Estate Tax Eliminated? For Now.
For eight years our Congress has been aware of the need to fix our estate tax problems and for eight years nothing was done. You see, President George W. Bush wanted to eliminate estate tax for good. The best he could do was law that did eliminate estate tax by 2010, because he did not have enough votes to make it permanent. However, even with a Republican controlled Senate and House during his last term, he was unable to make elimination permanent. So, under Bush’s law, estate tax is eliminated in 2010 – but that law expires at the end of the year resurrecting the law that preceded Bush’s in 2011. In other words, estate taxes will apply to significantly more estates in the year 2011.

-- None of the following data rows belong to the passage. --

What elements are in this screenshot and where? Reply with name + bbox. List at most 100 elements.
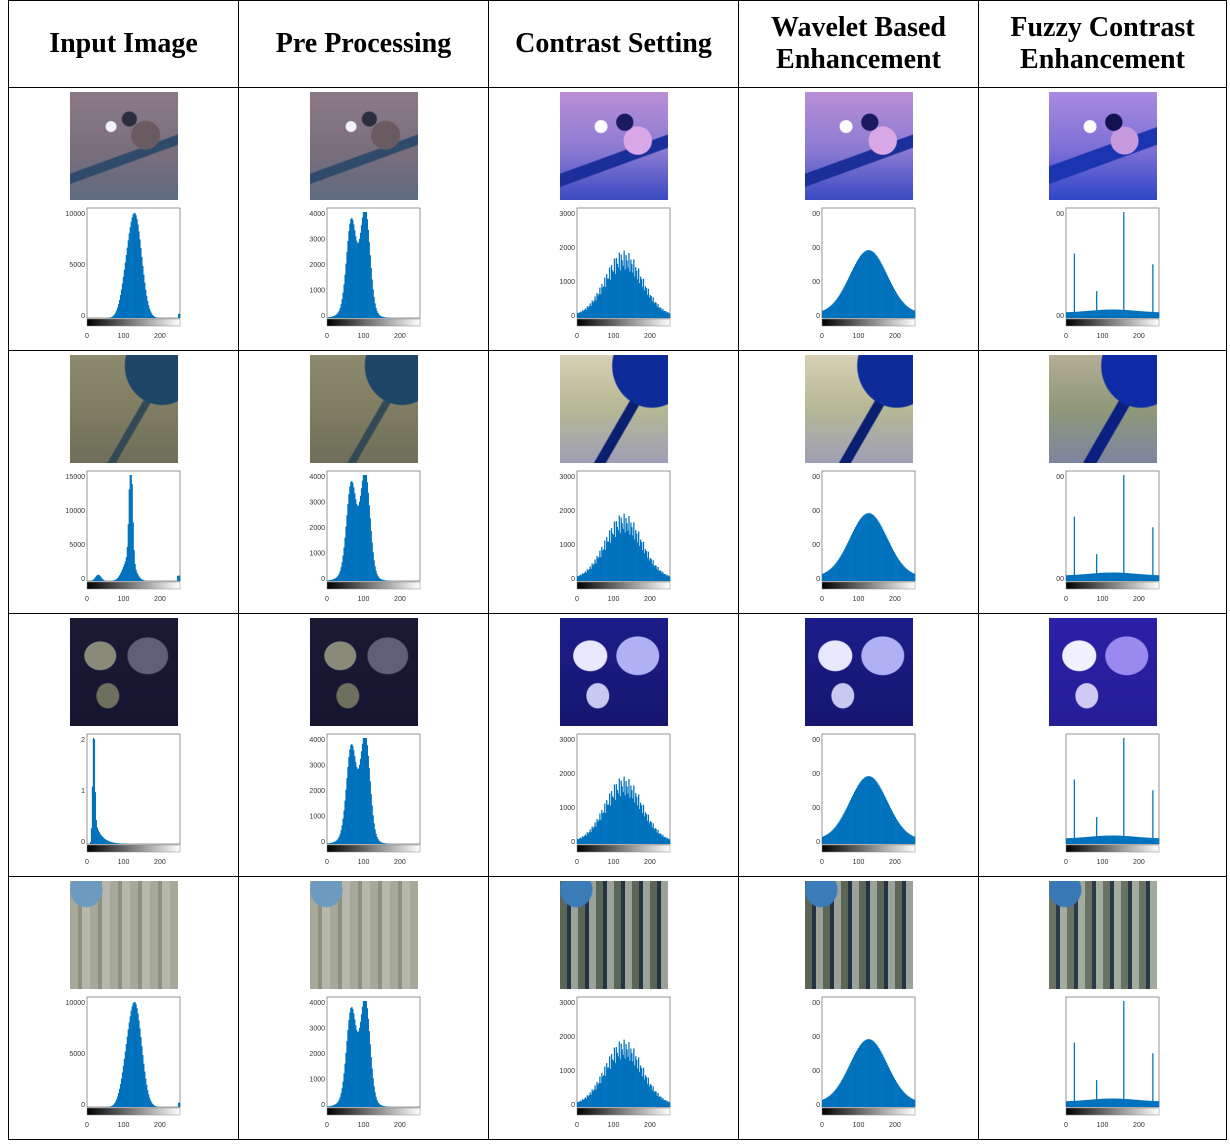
histogram-bar	[1118, 309, 1121, 318]
histogram-bar	[1131, 573, 1133, 581]
histogram: 0 100 200 3000 2000 1000 0	[555, 730, 673, 870]
histogram-bar	[661, 834, 664, 844]
histogram-bar	[381, 579, 383, 581]
histogram-bar	[612, 271, 614, 318]
histogram-bar	[326, 1106, 328, 1107]
histogram-bar	[578, 1101, 580, 1107]
histogram-bar	[653, 303, 655, 318]
histogram-bar	[1112, 572, 1115, 581]
histogram-bar	[1066, 312, 1068, 318]
histogram-bar	[355, 1029, 357, 1107]
histogram-bar	[360, 488, 362, 581]
histogram-bar	[341, 825, 343, 844]
histogram-bar	[842, 287, 845, 318]
histogram-bar	[102, 580, 105, 581]
intensity-gradient-bar	[86, 581, 180, 590]
histogram: 0 100 200 00 00 00 0	[800, 467, 918, 607]
histogram-bar	[1092, 1099, 1094, 1107]
histogram-bar	[866, 776, 868, 844]
histogram-bar	[655, 569, 658, 581]
histogram-bar	[903, 304, 906, 318]
histogram-bar	[1149, 1100, 1152, 1107]
histogram-bar	[822, 310, 824, 318]
histogram-bar	[634, 1056, 636, 1107]
histogram-bar	[607, 541, 609, 581]
histogram-bar	[605, 274, 607, 318]
histogram-bar	[1109, 1098, 1111, 1107]
histogram-bar	[614, 536, 616, 581]
histogram-bar	[827, 1096, 829, 1107]
histogram-bar	[384, 1106, 386, 1107]
histogram-bar	[334, 315, 336, 318]
histogram-bar	[356, 769, 358, 844]
histogram-bar	[1066, 1101, 1068, 1107]
histogram-bar	[1151, 527, 1153, 581]
histogram-bar	[651, 1090, 653, 1107]
histogram-bar	[846, 542, 848, 581]
histogram-bar	[857, 784, 859, 844]
histogram-bar	[369, 781, 371, 844]
y-tick-label: 4000	[309, 737, 325, 744]
intensity-gradient-bar	[576, 581, 670, 590]
histogram-bar	[332, 1105, 334, 1107]
histogram-bar	[95, 576, 97, 581]
histogram-bar	[647, 1077, 649, 1107]
y-tick-label: 0	[816, 839, 820, 846]
histogram-bar	[823, 835, 825, 844]
histogram: 0 100 200 00 00 00 0	[800, 993, 918, 1133]
histogram-bar	[863, 251, 865, 318]
histogram-bar	[635, 270, 637, 318]
histogram-bar	[119, 295, 121, 318]
histogram-bar	[1094, 1099, 1096, 1107]
histogram-bar	[357, 1031, 359, 1107]
histogram-bar	[1075, 311, 1077, 318]
histogram-bar	[882, 1056, 884, 1107]
histogram-bar	[152, 1104, 154, 1107]
histogram-bar	[581, 836, 583, 844]
histogram-bar	[103, 839, 106, 844]
histogram-bar	[135, 572, 138, 581]
histogram-bar	[658, 833, 661, 844]
histogram-bar	[848, 538, 850, 581]
histogram-bar	[344, 1052, 347, 1107]
histogram-bar	[891, 1074, 893, 1107]
histogram-bar	[1113, 1098, 1116, 1107]
histogram-bar	[109, 1106, 112, 1107]
histogram-bar	[863, 777, 865, 844]
cell-contrast: 0 100 200 3000 2000 1000 0	[488, 876, 739, 1140]
histogram-bar	[622, 528, 624, 581]
histogram-bar	[626, 530, 629, 581]
histogram-bar	[616, 789, 618, 844]
histogram-bar	[133, 563, 136, 581]
histogram-bar	[637, 531, 639, 581]
histogram-bar	[137, 1020, 140, 1107]
y-tick-label: 4000	[309, 211, 325, 218]
histogram-bar	[1143, 574, 1146, 581]
histogram-bar	[628, 534, 631, 581]
histogram-bar	[145, 295, 147, 318]
histogram-bar	[1099, 1098, 1101, 1107]
histogram-bar	[354, 499, 356, 581]
histogram-bar	[907, 1096, 909, 1107]
histogram-bar	[382, 580, 384, 581]
histogram-bar	[1140, 311, 1142, 318]
histogram-bar	[654, 828, 657, 844]
histogram-bar	[1068, 575, 1070, 581]
histogram-bar	[1110, 835, 1112, 844]
histogram-bar	[1135, 573, 1137, 581]
histogram-bar	[1133, 310, 1135, 318]
histogram-bar	[872, 778, 875, 844]
histogram-bar	[1138, 837, 1140, 844]
histogram-bar	[608, 1056, 610, 1107]
y-tick-label: 0	[81, 313, 85, 320]
histogram-bar	[1097, 573, 1099, 581]
histogram-bar	[368, 242, 370, 318]
histogram-bar	[600, 283, 602, 318]
y-tick-label: 3000	[309, 763, 325, 770]
histogram-bar	[833, 828, 835, 844]
histogram-bar	[839, 555, 842, 581]
histogram-bar	[831, 304, 833, 318]
histogram-bar	[631, 272, 633, 318]
histogram-bar	[372, 815, 374, 844]
histogram-bar	[1076, 1100, 1078, 1107]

It should be noted that President Obama is on record supporting a continuation of the tax with the elevated exclusions we currently enjoy under Bush’s law. In 2009, a person was allowed to pass up to $3,500,000 before taxes were applied. This is the figure Obama wants to maintain.
If nothing happens, there is no estate tax for 2010 but in 2011 the exclusion amount will be reduced to only $1,000,000. Keep in mind that in determining estate tax all assets are included including proceeds on life insurance. This reduction will amount to a significant number of estates being subject to the tax. In addition, while there will be no estate tax in 2010, the ability to pass property at its stepped-up value will be reduced.

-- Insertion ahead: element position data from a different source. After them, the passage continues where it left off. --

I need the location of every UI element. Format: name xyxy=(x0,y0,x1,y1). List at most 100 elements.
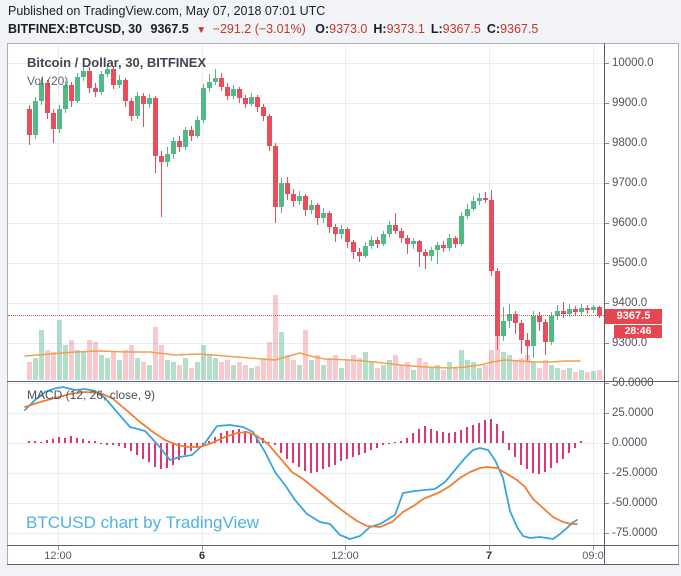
candle[interactable] xyxy=(111,69,116,85)
macd-histogram-bar[interactable] xyxy=(454,432,456,443)
volume-bar[interactable] xyxy=(81,352,86,380)
candle[interactable] xyxy=(135,95,140,116)
candle[interactable] xyxy=(57,109,62,129)
volume-bar[interactable] xyxy=(357,358,362,380)
pane-separator[interactable] xyxy=(7,381,679,382)
candle[interactable] xyxy=(207,82,212,88)
candle[interactable] xyxy=(87,71,92,88)
candle[interactable] xyxy=(531,315,536,347)
macd-histogram-bar[interactable] xyxy=(442,432,444,443)
macd-histogram-bar[interactable] xyxy=(292,443,294,464)
macd-histogram-bar[interactable] xyxy=(208,440,210,443)
candle[interactable] xyxy=(483,198,488,200)
volume-bar[interactable] xyxy=(297,365,302,380)
price-axis-label[interactable]: 9300.0 xyxy=(612,337,648,349)
candle[interactable] xyxy=(303,195,308,211)
candle[interactable] xyxy=(543,322,548,343)
macd-histogram-bar[interactable] xyxy=(124,443,126,448)
macd-histogram-bar[interactable] xyxy=(472,425,474,443)
macd-histogram-bar[interactable] xyxy=(190,443,192,452)
price-axis-label[interactable]: 9700.0 xyxy=(612,177,648,189)
macd-histogram-bar[interactable] xyxy=(160,443,162,470)
volume-bar[interactable] xyxy=(255,366,260,380)
candle[interactable] xyxy=(471,201,476,209)
volume-bar[interactable] xyxy=(105,358,110,380)
volume-bar[interactable] xyxy=(327,358,332,380)
volume-bar[interactable] xyxy=(147,365,152,380)
volume-bar[interactable] xyxy=(579,370,584,380)
candle[interactable] xyxy=(123,79,128,101)
candle[interactable] xyxy=(459,215,464,244)
candle[interactable] xyxy=(189,130,194,136)
candle[interactable] xyxy=(549,315,554,343)
candle[interactable] xyxy=(429,250,434,256)
volume-bar[interactable] xyxy=(573,372,578,380)
macd-histogram-bar[interactable] xyxy=(448,433,450,443)
macd-histogram-bar[interactable] xyxy=(358,443,360,455)
macd-histogram-bar[interactable] xyxy=(34,440,36,443)
volume-bar[interactable] xyxy=(411,370,416,380)
volume-bar[interactable] xyxy=(585,372,590,380)
volume-bar[interactable] xyxy=(291,360,296,380)
macd-histogram-bar[interactable] xyxy=(490,419,492,443)
macd-histogram-bar[interactable] xyxy=(568,443,570,453)
candle[interactable] xyxy=(27,109,32,135)
candle[interactable] xyxy=(363,246,368,256)
volume-bar[interactable] xyxy=(177,365,182,380)
macd-histogram-bar[interactable] xyxy=(556,443,558,464)
candle[interactable] xyxy=(279,183,284,207)
volume-bar[interactable] xyxy=(165,360,170,380)
macd-axis-label[interactable]: -75.0000 xyxy=(612,527,658,539)
candle[interactable] xyxy=(381,234,386,244)
macd-histogram-bar[interactable] xyxy=(82,439,84,443)
volume-bar[interactable] xyxy=(387,360,392,380)
candle[interactable] xyxy=(519,323,524,340)
volume-bar[interactable] xyxy=(129,345,134,380)
macd-histogram-bar[interactable] xyxy=(580,441,582,443)
candle[interactable] xyxy=(33,101,38,135)
volume-bar[interactable] xyxy=(39,330,44,380)
volume-bar[interactable] xyxy=(429,368,434,380)
candle[interactable] xyxy=(573,309,578,312)
candle[interactable] xyxy=(195,119,200,136)
candle[interactable] xyxy=(141,95,146,104)
macd-histogram-bar[interactable] xyxy=(496,423,498,443)
volume-bar[interactable] xyxy=(489,350,494,380)
macd-histogram-bar[interactable] xyxy=(526,443,528,470)
macd-histogram-bar[interactable] xyxy=(370,443,372,451)
candle[interactable] xyxy=(417,241,422,252)
macd-histogram-bar[interactable] xyxy=(70,436,72,443)
candle[interactable] xyxy=(267,115,272,147)
volume-bar[interactable] xyxy=(345,360,350,380)
volume-bar[interactable] xyxy=(45,350,50,380)
last-price-badge[interactable]: 9367.5 xyxy=(605,309,662,324)
macd-histogram-bar[interactable] xyxy=(64,438,66,443)
volume-bar[interactable] xyxy=(543,360,548,380)
macd-histogram-bar[interactable] xyxy=(94,441,96,443)
macd-histogram-bar[interactable] xyxy=(334,443,336,465)
volume-bar[interactable] xyxy=(417,358,422,380)
candle[interactable] xyxy=(597,307,602,316)
macd-histogram-bar[interactable] xyxy=(76,437,78,443)
candle[interactable] xyxy=(447,238,452,248)
macd-histogram-bar[interactable] xyxy=(118,443,120,446)
candle[interactable] xyxy=(273,146,278,207)
macd-histogram-bar[interactable] xyxy=(310,443,312,473)
volume-bar[interactable] xyxy=(507,355,512,380)
candle[interactable] xyxy=(285,183,290,195)
macd-histogram-bar[interactable] xyxy=(352,443,354,458)
macd-histogram-bar[interactable] xyxy=(238,429,240,443)
candle[interactable] xyxy=(423,251,428,256)
volume-bar[interactable] xyxy=(267,342,272,380)
volume-bar[interactable] xyxy=(93,342,98,380)
macd-histogram-bar[interactable] xyxy=(340,443,342,461)
volume-bar[interactable] xyxy=(591,371,596,380)
price-axis-label[interactable]: 10000.0 xyxy=(612,57,654,69)
candle[interactable] xyxy=(117,79,122,85)
candle[interactable] xyxy=(213,78,218,83)
candle[interactable] xyxy=(357,251,362,256)
candle[interactable] xyxy=(153,98,158,156)
macd-histogram-bar[interactable] xyxy=(106,443,108,446)
volume-bar[interactable] xyxy=(483,365,488,380)
candle[interactable] xyxy=(453,238,458,244)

Now, all of the gurus and experts I have read or listened to still believe that President Obama and Congress will permanently establish the exclusion at $3,500,000. They argue that estate tax returns are not actually due for nine months and therefore the government has nine months to pass a new tax law retroactive to January 1. Everyone agrees this will happen. But then again, everyone also agreed a year ago that we would have a new law by now.

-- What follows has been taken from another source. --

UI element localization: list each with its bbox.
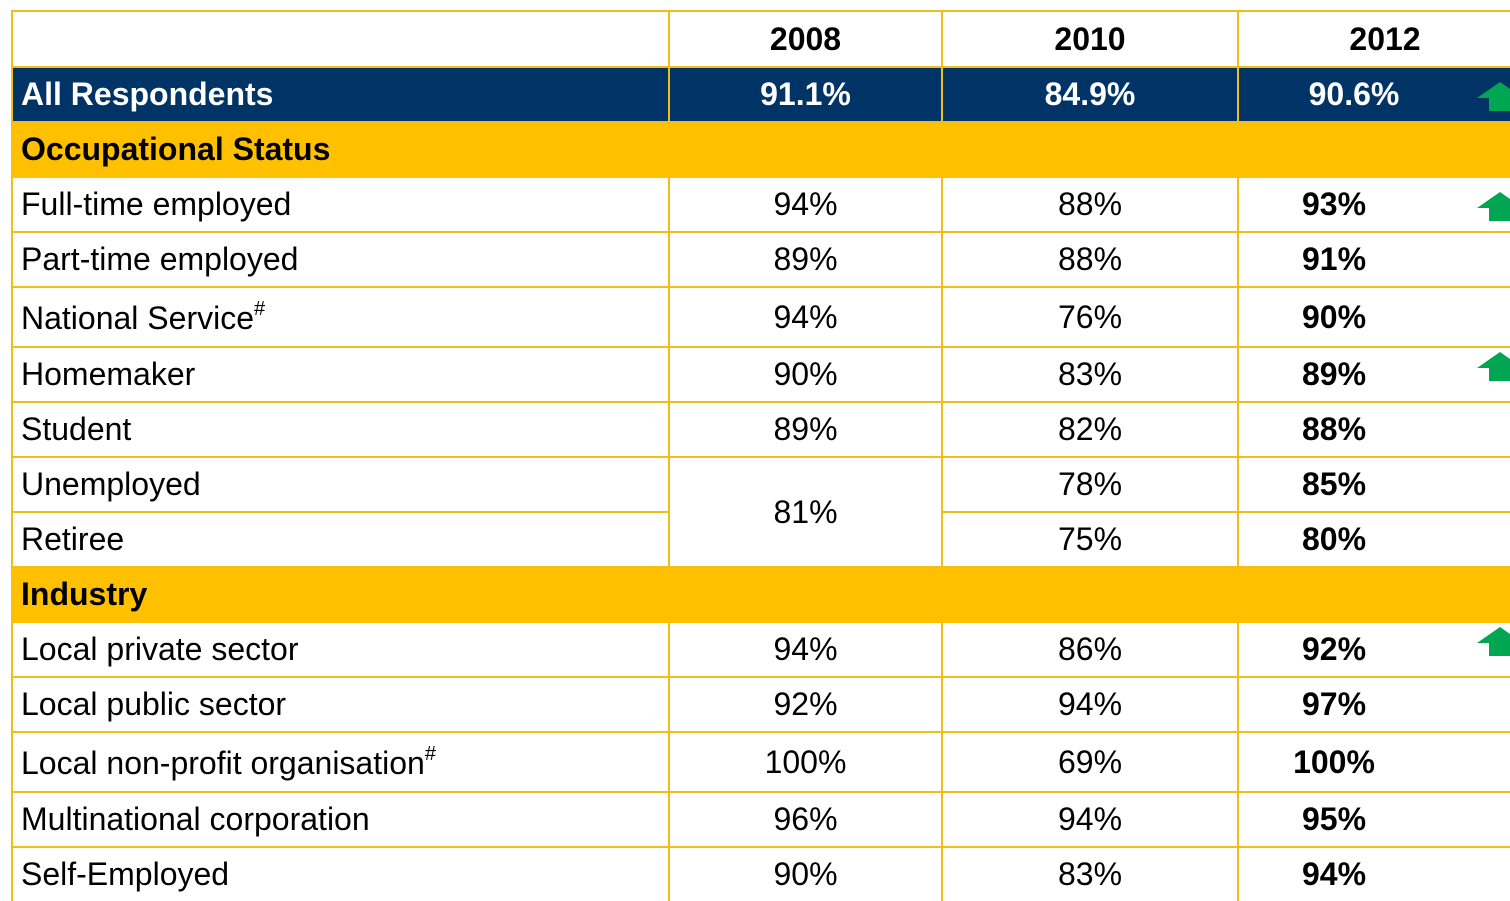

So, as it stands today, Bush’s law will expire at the end of 2010. This means there is no estate tax in 2010 but in 2011 any estate that has a value of over one million dollars will be taxed. Oh, and I almost forgot to mention that this law that will be resurrected has a maximum rate of 55%! (this is not a misprint – 55%) This is serious business for those estate that approach one million dollars.
This admittedly makes planning more difficult but at the same times make planning more important than ever.
[I promised to keep you up to date as soon as Congress did something. Keeping you informed that they did nothing was not what I had in mind. If and when Congress does act, I will let you know.]